En algún momento, en España, se comía bien. Conocemos que, también, se ayunaba cristianamente. La bibliografía y el arte sugieren siglos medievales de ollas, matanza del cerdo y algunas hambres. La edad moderna, sus banquetes reales y la austeridad castellana. También los frutos del Nuevo Mundo. Y la obstinación barroca por la belleza de una mesa aristocrática, donde comparecen liebres, faisanes, quesos, hogazas, ostras, higos, cerezas, peras y vino, mientras el famélico pícaro merodea entre claroscuros. Y así, hasta la gran cocina afrancesada del diecinueve, aunque en las Hurdes siguieran calentando gachas con aroma a leña. Después, desarrollismo, los almuerzos normalizados, el recetario nacional mil veces visitado. Y, algo sospechoso hoy, la reiterativa apelación al recuerdo: ¡Qué bien cocinaba la abuela!
Luego está la cuestión moral, ¿qué es comer bien? Difícil alcanzar una respuesta satisfactoria. Si Manolo afirma que come bien cada día con su ración de morcillas y patatas fritas, la cosa tiene poca discusión. Si la dulce grasa porcina se desliza por sus comisuras y él rememora algún momento feliz de la niñez, resulta inútil discutir que Manolo está comiendo bien. Visto así, parece un asunto científico: cuando el hombre vivía en cuevas oscuras e insalubres, zamparse un enjuto roedor debía ser como ensartar hoy un pichón de Bresse sangrante, confitados sus muslos en mantequilla y fondo de ave, sobre un plato de porcelana con el emblema de Via Veneto. «¿El señor ha comido bien?». Ni mejor ni peor que Manolo o aquel tipo de Altamira. Claro que el pintor paleolítico no tuvo posibilidad de probar unas pochas con almejas o una becada con trufa, manjar éste hoy casi perdido. Y a Manolo tampoco lo sacas de su aguerrido rancho.
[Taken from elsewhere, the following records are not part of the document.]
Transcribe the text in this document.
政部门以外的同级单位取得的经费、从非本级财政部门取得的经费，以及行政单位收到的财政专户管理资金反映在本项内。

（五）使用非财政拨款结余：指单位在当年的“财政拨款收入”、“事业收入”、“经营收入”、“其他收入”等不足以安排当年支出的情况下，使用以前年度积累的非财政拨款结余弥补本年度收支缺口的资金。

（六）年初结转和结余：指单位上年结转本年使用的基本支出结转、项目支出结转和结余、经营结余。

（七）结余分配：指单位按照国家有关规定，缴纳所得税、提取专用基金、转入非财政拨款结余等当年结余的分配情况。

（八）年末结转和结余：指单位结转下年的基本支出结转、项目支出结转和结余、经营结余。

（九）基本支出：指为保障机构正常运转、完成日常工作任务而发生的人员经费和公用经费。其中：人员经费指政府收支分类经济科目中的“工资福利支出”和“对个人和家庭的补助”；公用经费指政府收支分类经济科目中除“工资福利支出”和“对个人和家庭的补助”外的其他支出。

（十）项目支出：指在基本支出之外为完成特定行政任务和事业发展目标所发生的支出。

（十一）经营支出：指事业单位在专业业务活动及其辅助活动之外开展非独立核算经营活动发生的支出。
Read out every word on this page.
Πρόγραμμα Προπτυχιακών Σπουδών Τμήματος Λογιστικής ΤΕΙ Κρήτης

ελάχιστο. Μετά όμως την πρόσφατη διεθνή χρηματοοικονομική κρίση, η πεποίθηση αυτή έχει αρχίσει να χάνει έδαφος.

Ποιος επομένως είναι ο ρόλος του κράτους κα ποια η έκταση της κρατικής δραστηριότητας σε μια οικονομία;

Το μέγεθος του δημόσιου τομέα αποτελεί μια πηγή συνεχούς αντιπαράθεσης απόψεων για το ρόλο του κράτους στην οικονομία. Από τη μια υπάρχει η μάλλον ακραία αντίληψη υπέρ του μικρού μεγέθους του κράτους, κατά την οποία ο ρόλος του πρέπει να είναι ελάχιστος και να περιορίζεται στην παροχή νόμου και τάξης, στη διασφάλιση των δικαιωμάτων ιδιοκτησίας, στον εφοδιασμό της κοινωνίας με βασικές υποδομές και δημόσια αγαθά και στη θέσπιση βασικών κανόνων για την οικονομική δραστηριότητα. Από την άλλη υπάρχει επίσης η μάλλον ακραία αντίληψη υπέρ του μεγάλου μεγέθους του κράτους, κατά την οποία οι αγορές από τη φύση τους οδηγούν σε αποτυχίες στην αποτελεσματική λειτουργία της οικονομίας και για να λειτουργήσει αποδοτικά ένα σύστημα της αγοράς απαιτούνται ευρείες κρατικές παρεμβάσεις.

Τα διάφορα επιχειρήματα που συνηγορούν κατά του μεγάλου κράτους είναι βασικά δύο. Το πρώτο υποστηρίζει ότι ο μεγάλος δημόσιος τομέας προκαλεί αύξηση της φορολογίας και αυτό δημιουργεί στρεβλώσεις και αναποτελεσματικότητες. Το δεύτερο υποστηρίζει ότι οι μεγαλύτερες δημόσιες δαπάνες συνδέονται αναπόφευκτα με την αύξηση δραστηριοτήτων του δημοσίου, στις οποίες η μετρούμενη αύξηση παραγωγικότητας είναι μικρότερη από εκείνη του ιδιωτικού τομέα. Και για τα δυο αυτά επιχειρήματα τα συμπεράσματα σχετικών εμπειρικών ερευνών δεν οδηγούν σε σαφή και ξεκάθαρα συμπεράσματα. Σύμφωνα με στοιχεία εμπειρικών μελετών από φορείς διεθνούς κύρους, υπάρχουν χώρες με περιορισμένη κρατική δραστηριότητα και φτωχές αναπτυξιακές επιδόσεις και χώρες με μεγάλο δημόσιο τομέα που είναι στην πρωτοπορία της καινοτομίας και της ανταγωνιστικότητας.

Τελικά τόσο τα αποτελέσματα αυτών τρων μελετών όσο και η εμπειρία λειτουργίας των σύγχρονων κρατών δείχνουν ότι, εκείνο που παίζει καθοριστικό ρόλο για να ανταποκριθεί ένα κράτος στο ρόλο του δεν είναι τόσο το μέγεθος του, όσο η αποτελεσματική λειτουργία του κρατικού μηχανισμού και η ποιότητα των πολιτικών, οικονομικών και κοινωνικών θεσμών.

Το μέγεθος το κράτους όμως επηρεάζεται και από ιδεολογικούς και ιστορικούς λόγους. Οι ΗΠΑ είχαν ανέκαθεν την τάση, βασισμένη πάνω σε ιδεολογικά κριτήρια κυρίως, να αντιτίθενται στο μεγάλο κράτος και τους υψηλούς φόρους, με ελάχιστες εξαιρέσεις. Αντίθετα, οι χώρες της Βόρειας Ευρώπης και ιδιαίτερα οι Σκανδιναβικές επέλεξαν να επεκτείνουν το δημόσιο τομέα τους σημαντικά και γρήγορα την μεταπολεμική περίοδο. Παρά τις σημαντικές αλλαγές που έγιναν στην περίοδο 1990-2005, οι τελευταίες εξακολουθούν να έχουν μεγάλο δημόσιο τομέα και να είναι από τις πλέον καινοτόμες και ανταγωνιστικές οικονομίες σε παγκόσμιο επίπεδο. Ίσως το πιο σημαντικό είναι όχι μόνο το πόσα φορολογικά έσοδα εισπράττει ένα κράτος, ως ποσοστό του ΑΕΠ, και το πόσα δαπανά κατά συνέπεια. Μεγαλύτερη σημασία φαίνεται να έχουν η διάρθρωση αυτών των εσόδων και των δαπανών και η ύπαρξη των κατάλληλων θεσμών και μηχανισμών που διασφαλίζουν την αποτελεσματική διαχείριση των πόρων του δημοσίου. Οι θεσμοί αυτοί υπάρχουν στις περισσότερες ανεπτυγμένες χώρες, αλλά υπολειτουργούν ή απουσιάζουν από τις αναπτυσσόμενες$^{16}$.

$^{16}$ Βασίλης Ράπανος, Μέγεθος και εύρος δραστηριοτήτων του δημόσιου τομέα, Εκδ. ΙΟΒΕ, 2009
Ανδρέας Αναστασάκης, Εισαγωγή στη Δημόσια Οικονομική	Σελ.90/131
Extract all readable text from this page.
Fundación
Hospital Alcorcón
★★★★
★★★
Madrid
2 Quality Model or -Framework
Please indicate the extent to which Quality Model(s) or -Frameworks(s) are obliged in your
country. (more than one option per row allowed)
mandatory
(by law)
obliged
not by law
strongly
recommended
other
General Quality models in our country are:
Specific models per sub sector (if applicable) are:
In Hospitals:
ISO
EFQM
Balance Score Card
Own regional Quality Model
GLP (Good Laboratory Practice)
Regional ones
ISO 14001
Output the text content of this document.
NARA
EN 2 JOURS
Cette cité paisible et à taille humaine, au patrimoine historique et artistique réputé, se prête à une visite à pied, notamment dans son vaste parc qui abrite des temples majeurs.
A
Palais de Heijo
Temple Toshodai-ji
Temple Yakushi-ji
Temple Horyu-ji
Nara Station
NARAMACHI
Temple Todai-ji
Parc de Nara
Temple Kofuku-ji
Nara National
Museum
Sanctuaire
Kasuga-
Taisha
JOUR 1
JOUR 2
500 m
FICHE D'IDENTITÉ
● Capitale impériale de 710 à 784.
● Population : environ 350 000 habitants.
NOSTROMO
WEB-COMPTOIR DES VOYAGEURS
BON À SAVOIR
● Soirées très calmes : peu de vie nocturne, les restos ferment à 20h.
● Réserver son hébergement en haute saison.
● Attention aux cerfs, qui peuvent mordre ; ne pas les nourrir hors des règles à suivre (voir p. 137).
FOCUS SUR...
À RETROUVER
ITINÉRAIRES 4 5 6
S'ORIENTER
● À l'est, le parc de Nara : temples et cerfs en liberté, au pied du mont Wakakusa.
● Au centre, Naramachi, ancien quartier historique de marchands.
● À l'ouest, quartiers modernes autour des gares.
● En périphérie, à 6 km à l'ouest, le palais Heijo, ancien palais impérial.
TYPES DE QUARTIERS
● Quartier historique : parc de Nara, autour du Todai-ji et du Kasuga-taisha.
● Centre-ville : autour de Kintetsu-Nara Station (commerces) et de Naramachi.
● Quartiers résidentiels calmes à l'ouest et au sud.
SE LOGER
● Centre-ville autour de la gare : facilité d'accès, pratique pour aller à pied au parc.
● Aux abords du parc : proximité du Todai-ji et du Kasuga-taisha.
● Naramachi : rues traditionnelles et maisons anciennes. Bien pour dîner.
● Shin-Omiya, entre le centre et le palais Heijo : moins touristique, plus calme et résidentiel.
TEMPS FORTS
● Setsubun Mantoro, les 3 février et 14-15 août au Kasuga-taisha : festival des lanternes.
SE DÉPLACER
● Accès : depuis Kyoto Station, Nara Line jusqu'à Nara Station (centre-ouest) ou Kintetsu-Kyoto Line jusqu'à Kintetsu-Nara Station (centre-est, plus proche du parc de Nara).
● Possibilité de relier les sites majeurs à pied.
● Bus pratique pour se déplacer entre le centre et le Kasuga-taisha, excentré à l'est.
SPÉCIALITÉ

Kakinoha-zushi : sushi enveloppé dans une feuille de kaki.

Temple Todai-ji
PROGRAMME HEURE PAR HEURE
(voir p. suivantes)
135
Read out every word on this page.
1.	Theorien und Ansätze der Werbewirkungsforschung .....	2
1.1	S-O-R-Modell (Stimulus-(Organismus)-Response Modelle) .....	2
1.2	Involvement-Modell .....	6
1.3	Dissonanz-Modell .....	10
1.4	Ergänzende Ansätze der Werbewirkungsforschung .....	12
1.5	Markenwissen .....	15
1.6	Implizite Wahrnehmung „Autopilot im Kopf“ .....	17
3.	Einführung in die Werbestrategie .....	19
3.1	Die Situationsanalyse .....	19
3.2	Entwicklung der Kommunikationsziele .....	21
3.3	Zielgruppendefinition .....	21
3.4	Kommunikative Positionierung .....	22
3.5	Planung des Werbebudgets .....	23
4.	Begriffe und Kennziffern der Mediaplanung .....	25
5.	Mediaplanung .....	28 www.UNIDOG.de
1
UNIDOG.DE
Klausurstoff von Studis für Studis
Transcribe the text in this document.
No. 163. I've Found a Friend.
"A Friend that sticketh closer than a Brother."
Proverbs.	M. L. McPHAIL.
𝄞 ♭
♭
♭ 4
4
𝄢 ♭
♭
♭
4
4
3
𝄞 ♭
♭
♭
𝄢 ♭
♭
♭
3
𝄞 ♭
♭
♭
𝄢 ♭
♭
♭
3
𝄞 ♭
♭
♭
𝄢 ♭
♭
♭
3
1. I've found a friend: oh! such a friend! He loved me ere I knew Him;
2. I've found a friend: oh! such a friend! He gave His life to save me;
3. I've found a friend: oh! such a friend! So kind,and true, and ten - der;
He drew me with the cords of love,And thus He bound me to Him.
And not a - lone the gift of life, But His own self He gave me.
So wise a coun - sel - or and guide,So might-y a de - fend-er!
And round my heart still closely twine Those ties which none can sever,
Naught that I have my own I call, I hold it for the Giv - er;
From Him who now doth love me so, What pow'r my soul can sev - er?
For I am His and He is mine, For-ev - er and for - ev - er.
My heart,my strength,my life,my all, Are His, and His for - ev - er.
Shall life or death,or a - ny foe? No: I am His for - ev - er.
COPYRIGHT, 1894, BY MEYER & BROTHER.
Podemos establecer nuestros paradigmas, estamos cada uno debidamente educados en los principios culturales del buen comer. Nos adentramos así en la complejidad del placer, en las manías, en las fobias y las filias, emperadores del gusto. Cómo ha de ser ser el punto de la carne, si la tortilla de patatas debe llevar cebolla, la mejor cocción del arroz, etcétera. A un señor de provincias le encantan los huevos fritos con puntilla y el youtuber ha descubierto maravillado las patatas fritas de bolsa con sabor a huevo frito. En Logroño preparan una paella con chorizo y en Zamora con aceitunas y huevos duros. Algunos catalanes comen cebolletas asadas con las manos, babero preservativo en torno al cuello. Hay pueblos vecinos que se disputan acaloradamente la propiedad de un plato. Los manchegos hacen un gazpacho a la leña con oruga (planta) y conejo, y en Córdoba nadie discute la superioridad de su salmorejo sobre el muy popular gazpacho andaluz.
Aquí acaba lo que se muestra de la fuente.